Their widening - by an average 140 miles - could shift storm tracks, dry out southern Europe, and grow some deserts.

The tropics - the globe's most torrid climate belt - have widened during the past 27 years, expanding toward the poles by an average of about 140 miles, according to new research.

If the trend continues through the end of the century, it would drive rain-bearing storms toward higher latitudes, deprive heavily populated southern Europe of much-needed winter rain and snow, and expand the world's subtropical deserts, atmospheric scientists say.

"It's a big deal," notes Thomas Reichler, a University of Utah atmospheric scientist and a member of the research team, which reported its results in Friday's issue of the journal Science.

Some aspects of the results are consistent with global-warming projections, team members note. If the cause does prove to be global warming, these results would represent the first direct satellite evidence of its impact on worldwide atmospheric circulation, says team leader Qiang Fu, a researcher at the University of Washington.

But some of their results also are strikingly at odds with the models, leaving the door ajar for other suspects.

Although tantalizing hints of the expansion of the tropics came from balloon-borne sensors, it took satellite temperature information to nail the full scope of the change. From 1979 to 2005, the highest temperature increases in the lowest layer of the atmosphere, the troposphere, occurred in vast swaths centered on 30 degrees latitude. Meanwhile the steepest cooling in the next layer of atmosphere, the stratosphere, occurred in these same regions.

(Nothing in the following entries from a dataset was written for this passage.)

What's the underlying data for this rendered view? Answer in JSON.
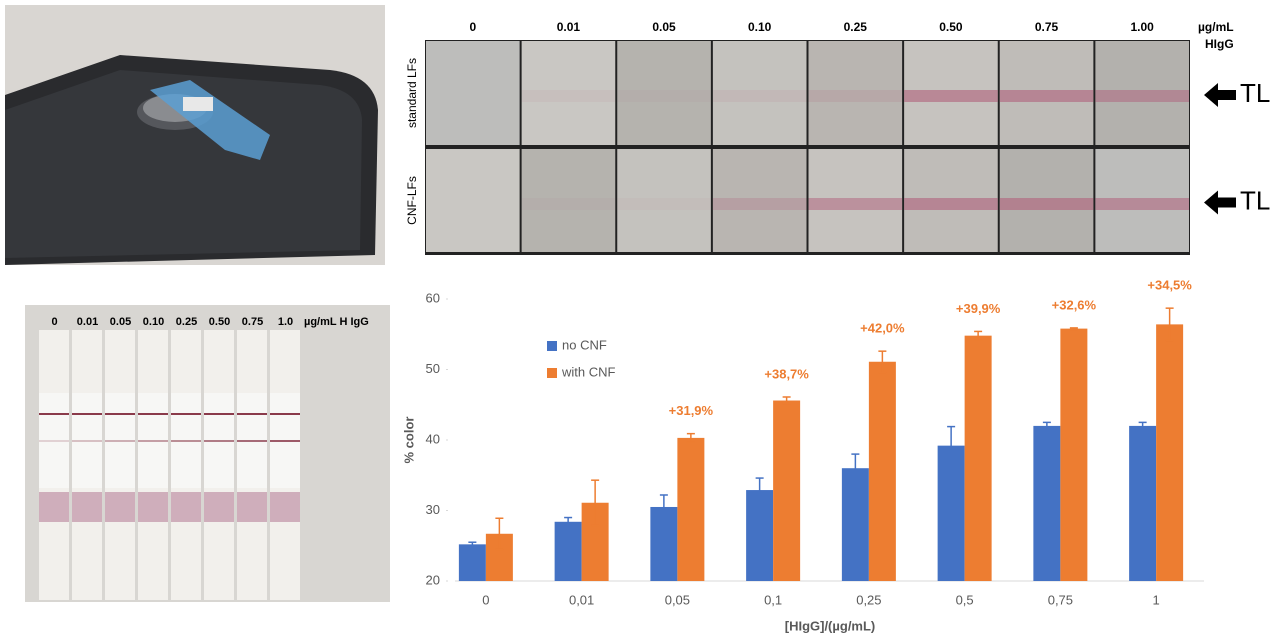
{
  "photo_grid": {
    "concentrations": [
      "0",
      "0.01",
      "0.05",
      "0.10",
      "0.25",
      "0.50",
      "0.75",
      "1.00"
    ],
    "unit": "µg/mL",
    "analyte": "HIgG",
    "rows": [
      {
        "label": "standard LFs",
        "marker": "TL"
      },
      {
        "label": "CNF-LFs",
        "marker": "TL"
      }
    ]
  },
  "strip_photo": {
    "concentrations": [
      "0",
      "0.01",
      "0.05",
      "0.10",
      "0.25",
      "0.50",
      "0.75",
      "1.0"
    ],
    "unit": "µg/mL H IgG"
  },
  "chart_data": {
    "type": "bar",
    "y_label": "% color",
    "x_label": "[HIgG]/(µg/mL)",
    "categories": [
      "0",
      "0,01",
      "0,05",
      "0,1",
      "0,25",
      "0,5",
      "0,75",
      "1"
    ],
    "series": [
      {
        "name": "no CNF",
        "color": "#4472c4",
        "values": [
          25.2,
          28.4,
          30.5,
          32.9,
          36.0,
          39.2,
          42.0,
          42.0
        ],
        "errors": [
          0.3,
          0.6,
          1.7,
          1.7,
          2.0,
          2.7,
          0.5,
          0.5
        ]
      },
      {
        "name": "with CNF",
        "color": "#ed7d31",
        "values": [
          26.7,
          31.1,
          40.3,
          45.6,
          51.1,
          54.8,
          55.8,
          56.4
        ],
        "errors": [
          2.2,
          3.2,
          0.6,
          0.5,
          1.5,
          0.6,
          0.1,
          2.3
        ]
      }
    ],
    "annotations": [
      null,
      null,
      "+31,9%",
      "+38,7%",
      "+42,0%",
      "+39,9%",
      "+32,6%",
      "+34,5%"
    ],
    "annotation_color": "#ed7d31",
    "ylim": [
      20,
      60
    ],
    "yticks": [
      20,
      30,
      40,
      50,
      60
    ],
    "grid": false,
    "legend": "upper left"
  }
}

The net effect, researchers say, has been to nudge the average paths of swift rivers of air known as the subtropical jet streams farther north and south. These paths mark the meteorological border between the tropics and temperate regions, and the landscape beneath these boundaries tend to be hot and dry.

These temperature patterns were a surprise. Climate models looking at the effects of global warming have captured the poleward migration of the jet streams. But models also suggested that "the tropics would almost behave like a slab," warming rapidly but fairly evenly between 35 degrees north and south, notes John Wallace, a University of Washington atmospheric scientist and another member of the team. Instead, the outer tropics are warming faster than the deep tropics.

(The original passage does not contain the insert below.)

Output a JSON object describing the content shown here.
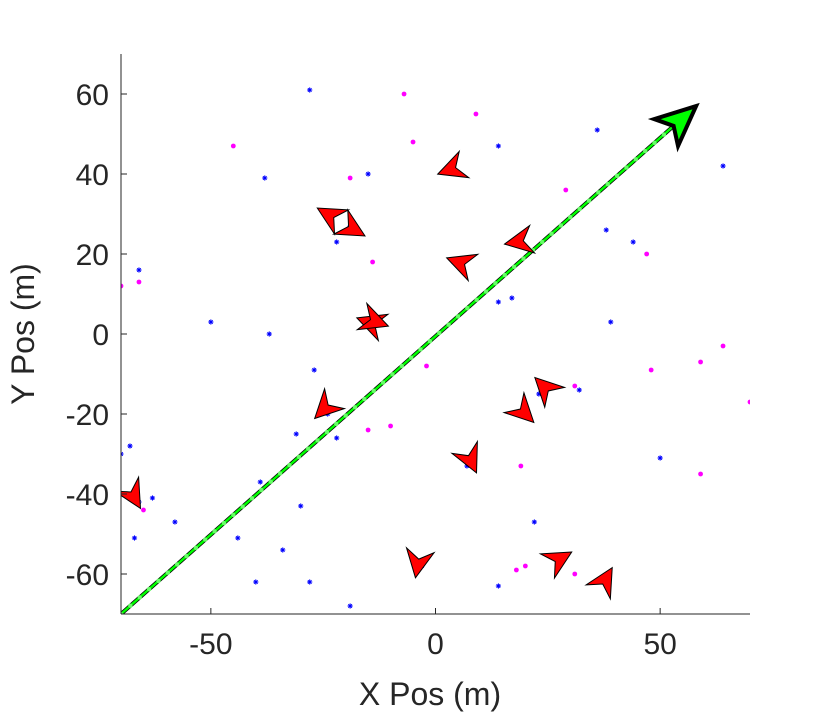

"Are the models missing something?" he asks. "Or are we seeing something unrepresentative? Maybe the same thing won't happen over the next 25 years and the deep tropics will catch up."

Several team members are now focusing their efforts on uncovering the factors driving the apparent trend.

Several lines of evidence suggest that these patterns may be triggered by a long-term increase in sea-surface temperatures in the western Pacific and Indian Oceans, says Ngar-Cheung Lau, with the National Oceanic and Atmospheric Administration's Geophysical Fluid Dynamics Laboratory at Princeton University.

Dr. Lau notes that the long-term shift uncovered by the new research mirrors a shorter-term change in circulation patterns that El Niños leave behind as they wane. One implication: If the ocean temperatures continue to rise and the tropics keep expanding, the results could weaken El Niño and strengthen its sister, La Niña, he says. That could be of particular interest for the US and countries that border the Caribbean; La Niñas tend to encourage the formation of Atlantic hurricanes.

Meanwhile, two independent studies also published Friday suggest that as greenhouse-gas emissions continue to increase, warming will probably reach as much as 2 degrees Centigrade higher than the current range of 1.5 to 4.5 degrees that United Nations reports suggest. The evidence comes from ice-core records of temperature and CO2 changes during the rise and fall of continental glaciers, notes Margaret Torn, with the US Department of Energy's Lawrence Berkeley Laboratory in Berkeley, Calif.

In one of those studies, she and colleague John Harte used ice-core data from Antarctica along with climate models to estimate the amount of warming one can expect from additional carbon dioxide released from plants, soils, and the ocean.